Troppo’s Don Arthur recently ran a piece about Clive Hamilton, advertising and consumer preferences called “The Chicken made me do it’. It was one of Don’s usually well thought pieces.
It was the comments section that also got me interested.
One person suggested advertising should be heavily taxed without spelling out exactly why. What a dull world it would be not seeing another Apple computer ad or a Shell ad? Some of that stuff is really creative. I’d bet my bottom dollar the person who made that comment wouldn’t be watching commercial TV.
Mel, a well-known nanny stater had this to say in support of a McDonald’s ban:
I’d still want to ban ads on kids tv due to this:
“Junk-food advertising’s influence on young children has been confirmed by research revealing vegetables taste better to preschoolers if served in McDonald’s wrappers.
In a study prompting renewed calls for restrictions on fast-food marketing, four out of five children preferred hamburgers, chicken nuggets, fries, milk and even baby carrots served in McDonald’s packaging, over identical food in plain wrappers.
Childhood obesity experts said the results of 300 individual tasting comparisons, with 63 children aged three to five, were alarming.
Seventy-seven per cent preferred fries served on a wrapper with the golden arches logo, compared with 13 per cent who liked them better in plain packaging.
Chicken nuggets in a bag branded with the logo were favoured by 59 per cent while more than half (54 per cent) thought baby carrots in a branded french fries bag tasted better than in a plain bag.

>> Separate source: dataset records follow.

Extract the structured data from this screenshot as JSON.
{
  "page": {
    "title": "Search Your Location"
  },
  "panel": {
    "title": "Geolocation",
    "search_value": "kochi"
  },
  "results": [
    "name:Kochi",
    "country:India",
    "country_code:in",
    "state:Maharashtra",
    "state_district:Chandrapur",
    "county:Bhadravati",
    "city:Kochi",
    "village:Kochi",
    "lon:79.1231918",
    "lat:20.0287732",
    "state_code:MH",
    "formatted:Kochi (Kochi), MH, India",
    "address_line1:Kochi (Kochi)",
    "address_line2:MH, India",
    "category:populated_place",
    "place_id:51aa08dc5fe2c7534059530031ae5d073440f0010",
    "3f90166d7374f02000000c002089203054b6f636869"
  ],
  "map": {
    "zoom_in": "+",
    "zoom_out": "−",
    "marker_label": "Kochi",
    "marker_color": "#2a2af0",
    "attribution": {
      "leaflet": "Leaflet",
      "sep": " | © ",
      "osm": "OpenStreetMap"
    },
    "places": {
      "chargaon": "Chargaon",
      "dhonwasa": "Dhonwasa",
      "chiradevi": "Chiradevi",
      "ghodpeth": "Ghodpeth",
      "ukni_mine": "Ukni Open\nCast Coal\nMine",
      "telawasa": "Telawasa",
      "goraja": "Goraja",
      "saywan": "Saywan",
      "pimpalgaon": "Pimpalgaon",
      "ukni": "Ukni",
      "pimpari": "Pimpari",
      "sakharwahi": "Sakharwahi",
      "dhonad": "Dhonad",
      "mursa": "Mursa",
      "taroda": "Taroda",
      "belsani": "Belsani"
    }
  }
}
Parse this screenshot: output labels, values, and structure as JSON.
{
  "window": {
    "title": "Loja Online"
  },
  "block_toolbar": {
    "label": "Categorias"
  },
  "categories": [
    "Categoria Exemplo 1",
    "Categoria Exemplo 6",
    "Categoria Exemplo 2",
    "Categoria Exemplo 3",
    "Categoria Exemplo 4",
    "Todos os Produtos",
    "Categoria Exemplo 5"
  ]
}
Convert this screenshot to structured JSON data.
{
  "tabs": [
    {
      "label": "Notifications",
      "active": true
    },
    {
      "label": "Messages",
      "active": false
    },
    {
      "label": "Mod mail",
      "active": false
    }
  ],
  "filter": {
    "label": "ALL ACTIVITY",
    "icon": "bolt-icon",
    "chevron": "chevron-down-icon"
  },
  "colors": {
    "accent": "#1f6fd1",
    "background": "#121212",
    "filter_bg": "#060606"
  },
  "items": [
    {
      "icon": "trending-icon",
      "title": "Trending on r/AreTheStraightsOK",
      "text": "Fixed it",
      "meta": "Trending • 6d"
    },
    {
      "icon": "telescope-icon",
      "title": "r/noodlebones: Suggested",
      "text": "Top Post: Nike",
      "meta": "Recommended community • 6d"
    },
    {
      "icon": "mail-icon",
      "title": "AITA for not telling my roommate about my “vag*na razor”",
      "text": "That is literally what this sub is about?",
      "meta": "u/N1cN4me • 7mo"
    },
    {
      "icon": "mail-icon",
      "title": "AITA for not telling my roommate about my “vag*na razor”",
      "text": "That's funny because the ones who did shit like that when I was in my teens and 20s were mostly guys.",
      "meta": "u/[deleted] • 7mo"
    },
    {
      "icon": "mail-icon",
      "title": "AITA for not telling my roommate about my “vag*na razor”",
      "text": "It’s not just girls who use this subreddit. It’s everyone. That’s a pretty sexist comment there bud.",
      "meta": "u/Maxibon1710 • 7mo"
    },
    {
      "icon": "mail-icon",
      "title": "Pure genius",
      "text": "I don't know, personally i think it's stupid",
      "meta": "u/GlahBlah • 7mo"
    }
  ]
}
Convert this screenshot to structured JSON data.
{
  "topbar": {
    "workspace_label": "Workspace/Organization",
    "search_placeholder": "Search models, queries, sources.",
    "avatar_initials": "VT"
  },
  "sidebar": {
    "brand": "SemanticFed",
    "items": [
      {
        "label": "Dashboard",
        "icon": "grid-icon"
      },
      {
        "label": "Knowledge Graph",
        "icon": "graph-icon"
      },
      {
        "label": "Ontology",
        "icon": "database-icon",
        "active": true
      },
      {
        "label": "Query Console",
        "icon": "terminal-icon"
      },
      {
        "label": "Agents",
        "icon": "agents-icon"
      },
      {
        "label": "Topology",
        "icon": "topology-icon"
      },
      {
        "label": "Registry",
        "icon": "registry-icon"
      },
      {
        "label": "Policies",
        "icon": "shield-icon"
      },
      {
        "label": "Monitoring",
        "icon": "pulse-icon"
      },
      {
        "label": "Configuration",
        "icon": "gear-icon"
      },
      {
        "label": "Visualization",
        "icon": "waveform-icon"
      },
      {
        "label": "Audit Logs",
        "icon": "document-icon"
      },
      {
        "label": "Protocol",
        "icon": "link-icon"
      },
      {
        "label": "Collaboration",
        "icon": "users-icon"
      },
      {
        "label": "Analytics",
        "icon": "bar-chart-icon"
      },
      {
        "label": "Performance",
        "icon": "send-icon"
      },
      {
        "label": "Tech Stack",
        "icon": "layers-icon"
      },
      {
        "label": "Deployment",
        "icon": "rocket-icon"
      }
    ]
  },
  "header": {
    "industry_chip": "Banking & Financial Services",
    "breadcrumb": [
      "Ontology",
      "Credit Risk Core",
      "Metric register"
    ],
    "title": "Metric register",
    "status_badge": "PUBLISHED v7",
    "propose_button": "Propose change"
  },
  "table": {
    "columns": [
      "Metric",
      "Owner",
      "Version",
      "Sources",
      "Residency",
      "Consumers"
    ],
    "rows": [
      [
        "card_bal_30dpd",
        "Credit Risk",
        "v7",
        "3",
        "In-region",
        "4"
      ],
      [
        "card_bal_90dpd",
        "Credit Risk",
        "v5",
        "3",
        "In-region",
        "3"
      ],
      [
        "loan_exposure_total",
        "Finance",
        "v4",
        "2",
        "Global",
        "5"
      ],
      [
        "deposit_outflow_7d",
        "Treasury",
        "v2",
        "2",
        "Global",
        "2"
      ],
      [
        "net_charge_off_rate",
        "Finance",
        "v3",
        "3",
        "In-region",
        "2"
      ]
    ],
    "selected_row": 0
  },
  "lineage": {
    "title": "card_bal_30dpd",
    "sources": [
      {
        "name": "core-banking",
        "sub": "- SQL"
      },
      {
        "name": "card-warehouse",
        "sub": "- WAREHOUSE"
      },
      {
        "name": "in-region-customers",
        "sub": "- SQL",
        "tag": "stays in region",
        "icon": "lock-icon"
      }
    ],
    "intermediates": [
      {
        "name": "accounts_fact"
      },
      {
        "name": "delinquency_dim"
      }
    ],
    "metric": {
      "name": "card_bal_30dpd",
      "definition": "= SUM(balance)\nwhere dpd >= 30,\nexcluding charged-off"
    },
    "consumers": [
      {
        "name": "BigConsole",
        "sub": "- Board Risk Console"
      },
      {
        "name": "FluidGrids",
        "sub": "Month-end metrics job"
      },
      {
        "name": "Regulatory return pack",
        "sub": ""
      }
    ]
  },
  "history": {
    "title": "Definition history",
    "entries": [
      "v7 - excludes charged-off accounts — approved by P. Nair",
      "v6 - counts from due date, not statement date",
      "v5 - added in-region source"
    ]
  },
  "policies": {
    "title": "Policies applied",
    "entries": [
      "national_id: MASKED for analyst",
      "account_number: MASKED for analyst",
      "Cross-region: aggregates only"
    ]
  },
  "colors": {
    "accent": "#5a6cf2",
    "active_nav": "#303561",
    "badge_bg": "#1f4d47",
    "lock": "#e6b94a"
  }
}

Forty-eight per cent liked the hamburger with the fast food company’s logo compared with 37 per cent who preferred it in a plain wrapper. Even milk tasted better, with 61 per cent preferring it in a McDonald’s cup.
The study found that the more televisions there were in a preschooler’s home, the more likely they were to prefer foods and drinks from McDonald’s.”
I hope the state isn’t paying for these “studies” as every adult knows by now McDonalds influences kids to buy them lots of burgers, chips and shakes (I always thought the shakes were delicious). If they weren’t advertising successfully McDonalds wouldn’t have become such an enormous firm.
Here’s the rub: How do you ban fast food advertising. Do you do it on a product-by-product basis? Do you ban the firm from advertising? What criteria would one use? If you choose the former do you place product bans on calorie intake per meal or drink/size? If so how about cappuccinos and lattes they sell now?
What is fast food anyhow? Would Chinese food or pizza &pasta joints also get the ad chop?
We always seem to hear about the dangers of eating McDonalds and KKC. What about pizza delivery chains? And if you’re hunting for big calories why not pick on the good old-fashioned fish&chip shop down the road as that stuff is cholesterol heaven…. there are at long last growing fish&chips chains that I bet will soon be advertising. Maybe they eventually get so big we can export the concept to the US and get them back for theirs.
If you’re picking on fast food outlets why not “fast” frozen foods as well?
Although I haven’t seen any correlation studies I am tending to think that one effect of “fatphobia” could be the significant rise (explosion) we have seen over the past decade of anorexia nervosa in teenage girls (and even boys now) who consider x-ray wide is “normal”.
Here’s an easier suggestion, let’s see the parents demonstrate a little more control over junior by not catering to every whim.
Wiki has this to say about anorexia and its prevalence:
In the 1980s,slimness embodied the ideal of feminine beauty. It is this that caused many women to incessantly diet in order to keep up with the demands of modern fashion.In a 1984 survey carried out by Glamor magazine of thirty-three thousand women between the ages of eighteen and thirty-five, 75% believed they were fat, although only 25% were actually overweight.Indications of being thin was important to women of the upper class, and this class specific cultural model was pervasive throughout the media including television, film, magazines, and advertising.
Pretty soon nanny staters will be canvassing against “thin” demanding we ban ads with skinny people. Oh, they recently did that with catwalk models demanding a BMI limit above 16. How ironic.